On 13 September 2018, the UK Government published a guidance note setting out the implications that a “no deal” Brexit would have on civil and commercial disputes and cross-border insolvencies in England and Wales.
Civil and Commercial Judicial Cooperation
In the event of a no deal Brexit, there would be no agreed framework between England and Wales and the EU regarding ongoing civil judicial cooperation. Under the current framework, the following common issues in civil and commercial disputes are amongst those determined by reference to EU law:
- which country’s court are the appropriate forum for cases which raise cross-border issues with other EU countries;
- whether an order or judgment obtained in the English courts could be readily enforced in another EU country; and
- how evidence (whether documents or witnesses) located in another EU country could be obtained and utilised in English proceedings.
Each of the above laws is dependent on reciprocity between EU member states. If the UK exits the EU without a deal, those laws would be repealed.
Under the current regime, once a judgment is obtained in England and Wales, it is automatically recognisable and enforceable in any other EU country. The recognition of each other’s judgment operates on a strictly reciprocal basis between EU member states under the Recast Brussels Regulation 1215/2012, which regulation would be repealed in the event of a no deal Brexit. In addition, the UK would no longer be a member of the Lugano Convention, which provides for the mutual recognition and enforcement of judgments from Iceland, Norway and Switzerland with the EU.
The government has indicated its intention to apply to re-join the Lugano Convention and the Hague Convention on Choice of Court agreements in its own right. Currently, the UK is a party to both by virtue of its EU membership. As and when the UK’s membership of those conventions are ratified, UK judgments would once again be recognised and enforceable in the EU courts, and vice versa. In the interim, the UK would have to revert to existing common law and statutory rules to govern its recognition and enforcement regime with EU member states (and Iceland, Norway and Switzerland).
The guidance anticipates that the UK would re-join the Hague Convention and it would come into force by 1 April 2019, which means that there would be a coverage ‘gap’ between the date of Brexit (29 March 2019) and the Hague Convention coming into force (1 April 2019). In order to avoid a costly jurisdiction dispute further down the line, it would therefore be prudent for businesses to refrain from entering into contracts with exclusive English jurisdiction clauses on 30 or 31 March 2018.
The uncertainty of the enforceability of English court judgments throughout the EU may prove beneficial to the London arbitration market. English seated arbitral awards are enforceable throughout the world via the New York Convention, which does not depend on the UK’s EU membership. It is possible, therefore, that a no deal Brexit would lead to a rise in parties including arbitration clauses in their contracts.
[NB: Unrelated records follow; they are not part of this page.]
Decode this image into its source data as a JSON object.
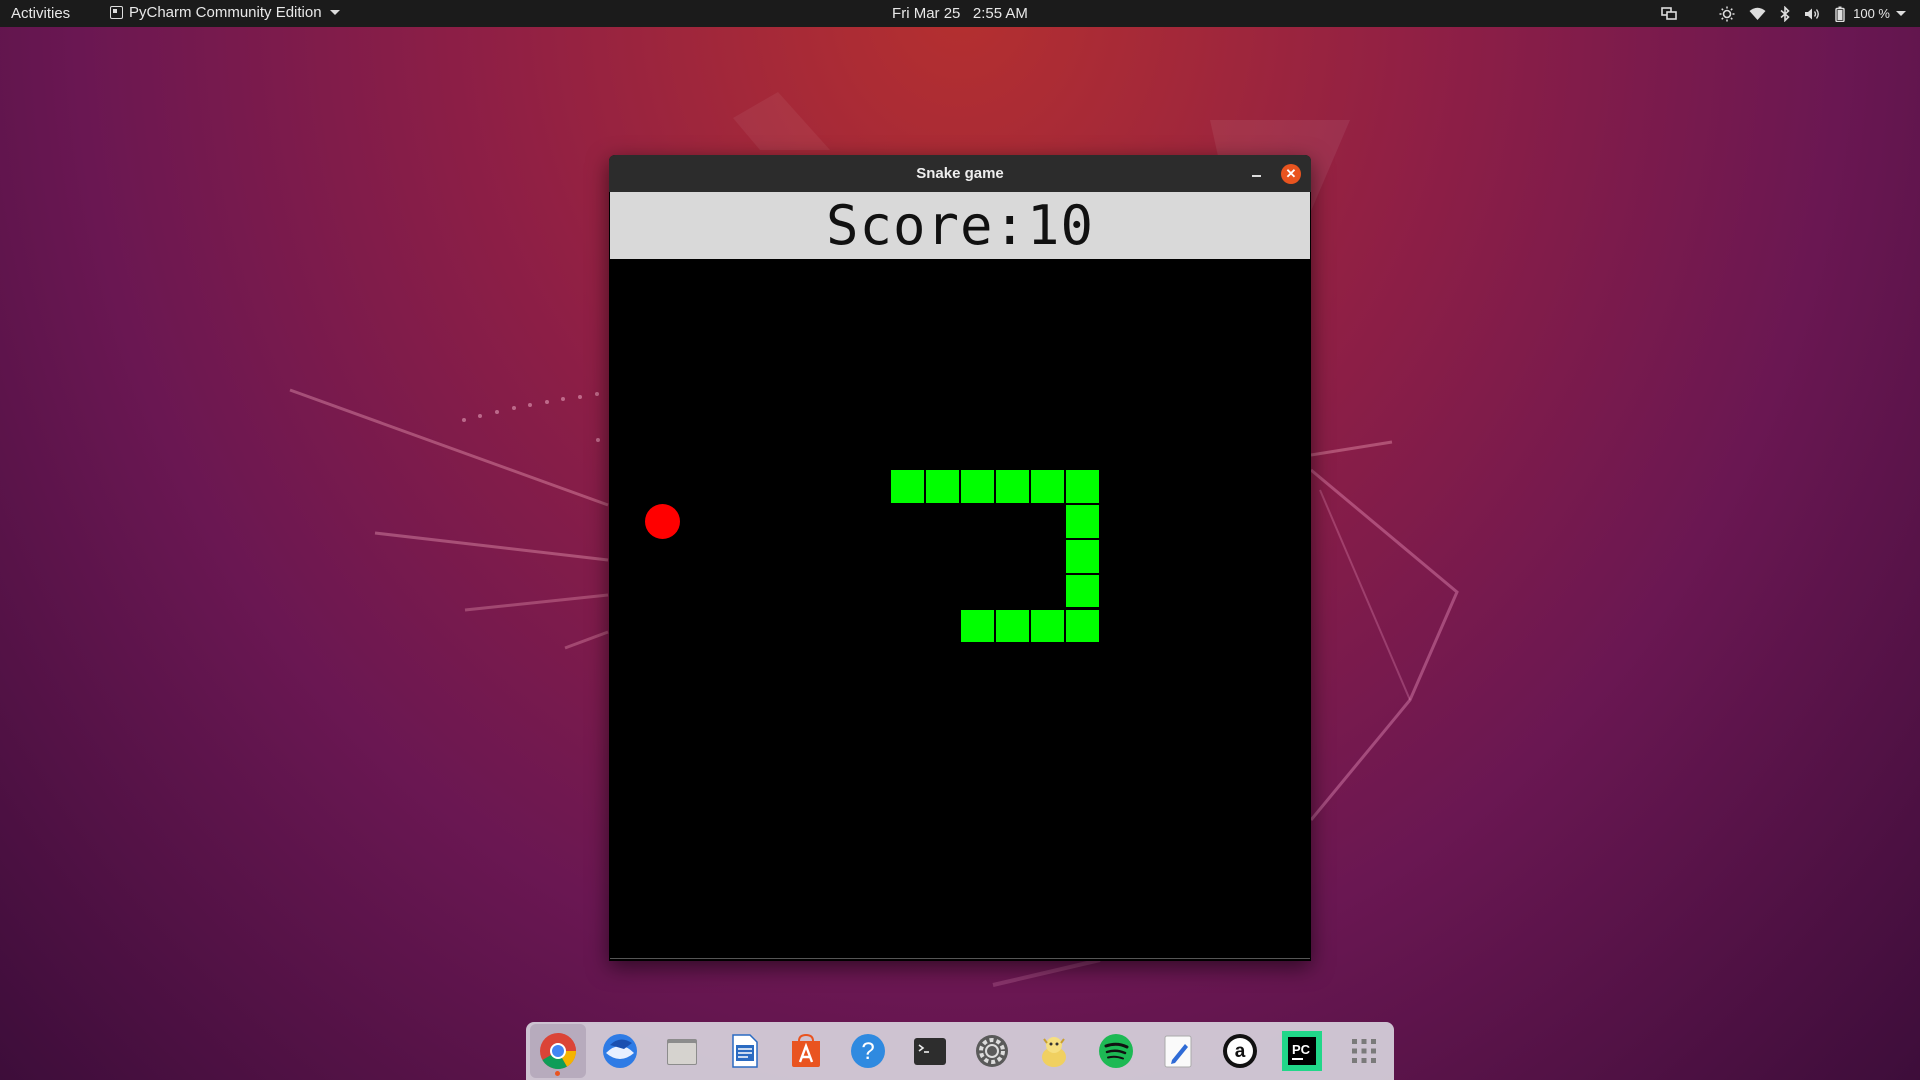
{
  "topbar": {
    "activities_label": "Activities",
    "app_menu_label": "PyCharm Community Edition",
    "clock": "Fri Mar 25   2:55 AM",
    "battery_percent": "100 %",
    "icons": [
      "screen-share-icon",
      "brightness-icon",
      "wifi-icon",
      "bluetooth-icon",
      "volume-icon",
      "battery-icon",
      "power-menu-caret-icon"
    ]
  },
  "window": {
    "title": "Snake game",
    "score_text": "Score:10",
    "close_glyph": "✕"
  },
  "game": {
    "grid_columns": 20,
    "grid_rows": 20,
    "snake_color": "#00ff00",
    "food_color": "#ff0000",
    "background_color": "#000000",
    "snake_cells": [
      [
        8,
        6
      ],
      [
        9,
        6
      ],
      [
        10,
        6
      ],
      [
        11,
        6
      ],
      [
        12,
        6
      ],
      [
        13,
        6
      ],
      [
        13,
        7
      ],
      [
        13,
        8
      ],
      [
        13,
        9
      ],
      [
        13,
        10
      ],
      [
        12,
        10
      ],
      [
        11,
        10
      ],
      [
        10,
        10
      ]
    ],
    "food_cell": [
      1,
      7
    ]
  },
  "dock": {
    "items": [
      {
        "name": "chrome-icon",
        "active": true
      },
      {
        "name": "thunderbird-icon",
        "active": false
      },
      {
        "name": "files-icon",
        "active": false
      },
      {
        "name": "writer-icon",
        "active": false
      },
      {
        "name": "software-icon",
        "active": false
      },
      {
        "name": "help-icon",
        "active": false
      },
      {
        "name": "terminal-icon",
        "active": false
      },
      {
        "name": "settings-icon",
        "active": false
      },
      {
        "name": "pet-icon",
        "active": false
      },
      {
        "name": "spotify-icon",
        "active": false
      },
      {
        "name": "text-editor-icon",
        "active": false
      },
      {
        "name": "amazon-icon",
        "active": false
      },
      {
        "name": "pycharm-icon",
        "active": false
      },
      {
        "name": "show-apps-icon",
        "active": false
      }
    ]
  }
}
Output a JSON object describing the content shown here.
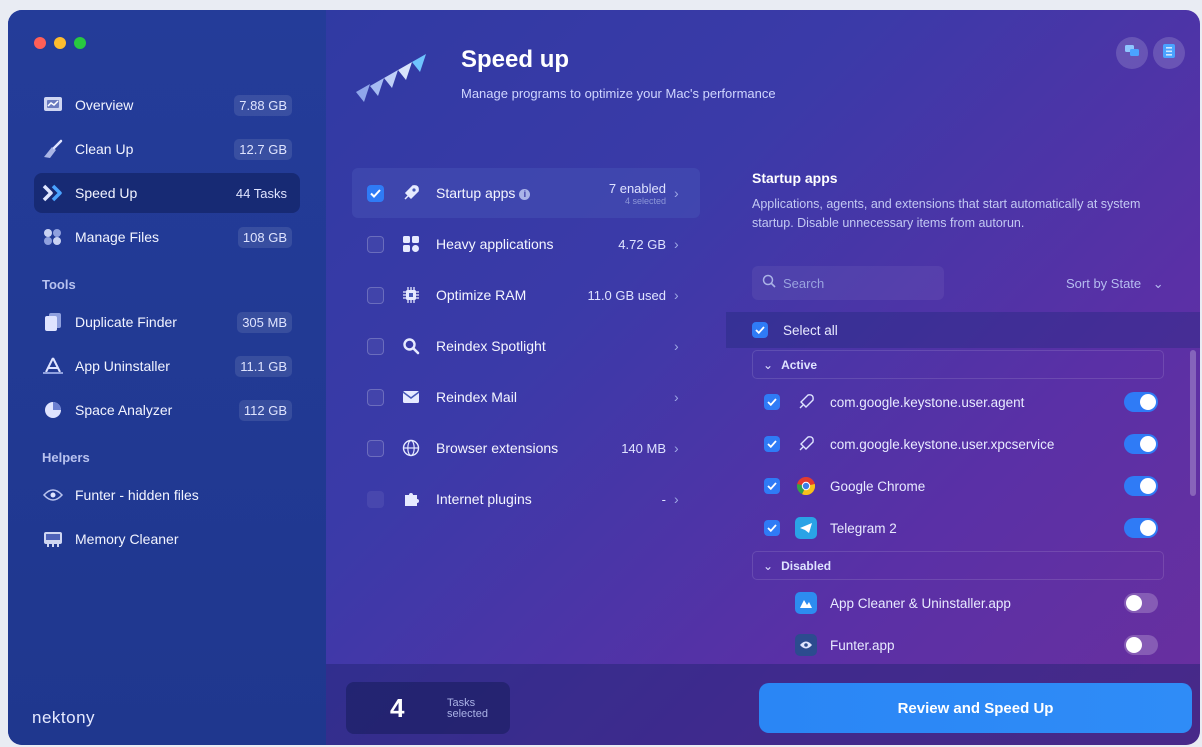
{
  "window": {
    "traffic_colors": [
      "#ff5f57",
      "#febc2e",
      "#28c840"
    ]
  },
  "sidebar": {
    "items": [
      {
        "label": "Overview",
        "badge": "7.88 GB",
        "icon": "overview-icon"
      },
      {
        "label": "Clean Up",
        "badge": "12.7 GB",
        "icon": "broom-icon"
      },
      {
        "label": "Speed Up",
        "badge": "44 Tasks",
        "icon": "speed-icon",
        "active": true
      },
      {
        "label": "Manage Files",
        "badge": "108 GB",
        "icon": "files-icon"
      }
    ],
    "tools_title": "Tools",
    "tools": [
      {
        "label": "Duplicate Finder",
        "badge": "305 MB",
        "icon": "duplicate-icon"
      },
      {
        "label": "App Uninstaller",
        "badge": "11.1 GB",
        "icon": "uninstaller-icon"
      },
      {
        "label": "Space Analyzer",
        "badge": "112 GB",
        "icon": "pie-chart-icon"
      }
    ],
    "helpers_title": "Helpers",
    "helpers": [
      {
        "label": "Funter - hidden files",
        "icon": "eye-icon"
      },
      {
        "label": "Memory Cleaner",
        "icon": "memory-icon"
      }
    ],
    "brand": "nektony"
  },
  "header": {
    "title": "Speed up",
    "subtitle": "Manage programs to optimize your Mac's performance"
  },
  "tasks": [
    {
      "label": "Startup apps",
      "value": "7 enabled",
      "sub": "4 selected",
      "checked": true,
      "active": true,
      "icon": "rocket-icon"
    },
    {
      "label": "Heavy applications",
      "value": "4.72 GB",
      "checked": false,
      "icon": "apps-grid-icon"
    },
    {
      "label": "Optimize RAM",
      "value": "11.0 GB used",
      "checked": false,
      "icon": "chip-icon"
    },
    {
      "label": "Reindex Spotlight",
      "value": "",
      "checked": false,
      "icon": "search-icon"
    },
    {
      "label": "Reindex Mail",
      "value": "",
      "checked": false,
      "icon": "mail-icon"
    },
    {
      "label": "Browser extensions",
      "value": "140 MB",
      "checked": false,
      "icon": "globe-icon"
    },
    {
      "label": "Internet plugins",
      "value": "-",
      "checked": false,
      "icon": "puzzle-icon"
    }
  ],
  "detail": {
    "title": "Startup apps",
    "description": "Applications, agents, and extensions that start automatically at system startup. Disable unnecessary items from autorun.",
    "search_placeholder": "Search",
    "sort_label": "Sort by State",
    "select_all": "Select all",
    "active_group": "Active",
    "disabled_group": "Disabled",
    "active_items": [
      {
        "name": "com.google.keystone.user.agent",
        "icon": "rocket-icon",
        "enabled": true
      },
      {
        "name": "com.google.keystone.user.xpcservice",
        "icon": "rocket-icon",
        "enabled": true
      },
      {
        "name": "Google Chrome",
        "icon": "chrome-icon",
        "enabled": true
      },
      {
        "name": "Telegram 2",
        "icon": "telegram-icon",
        "enabled": true
      }
    ],
    "disabled_items": [
      {
        "name": "App Cleaner & Uninstaller.app",
        "icon": "app-cleaner-icon",
        "enabled": false
      },
      {
        "name": "Funter.app",
        "icon": "funter-eye-icon",
        "enabled": false
      }
    ]
  },
  "footer": {
    "count": "4",
    "count_label_line1": "Tasks",
    "count_label_line2": "selected",
    "cta": "Review and Speed Up"
  }
}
Certain EU Regulations governing matters of the Court’s jurisdiction do not require reciprocity. In particular, the government has confirmed that the Rome I and Rome II Regulations would remain in force in all parts of the UK. The Rome Regulations determine what substantive law will be applied by courts when resolving contractual and non-contractual obligations with a connection to multiple jurisdictions respectively.
Cross-border Insolvency Cooperation
The guidance also gives a brief overview as to how the UK will manage cross-border insolvency matters if no deal is reached. Currently, the Recast Regulation on Insolvency applies to insolvency procedures in the UK. The majority of the Recast Regulation would be repealed in all parts of the UK in the case of no deal, but the government has confirmed that the rules conferring jurisdiction onto UK courts where a company or an individual is based in the UK would remain.
Those provisions which are repealed, however, would mean that creditors seeking to enforce UK insolvency orders against debtors would need to apply under each EU country’s domestic law to have the UK order recognised in that country. It is possible that some EU countries would choose not to recognise UK insolvency proceedings, which would then prevent creditors from enforcing against assets held in that country.
Insolvency proceedings and judgments from within the EU would no longer be recognisable in the UK under the Insolvency Regulation, but may be recognised under the Cross-Border Insolvency Regulations 2006, which already forms part of UK domestic law.
Given the additional hurdles that creditors would have to take in order to enforce insolvency judgments abroad, and in light of the guidance’s recommendation that insolvency practitioners “take professional advice” on the prospects of other EU countries recognising UK judgments, it is clear that cross-border insolvencies originating in the UK may become more complex and expensive if no deal is agreed.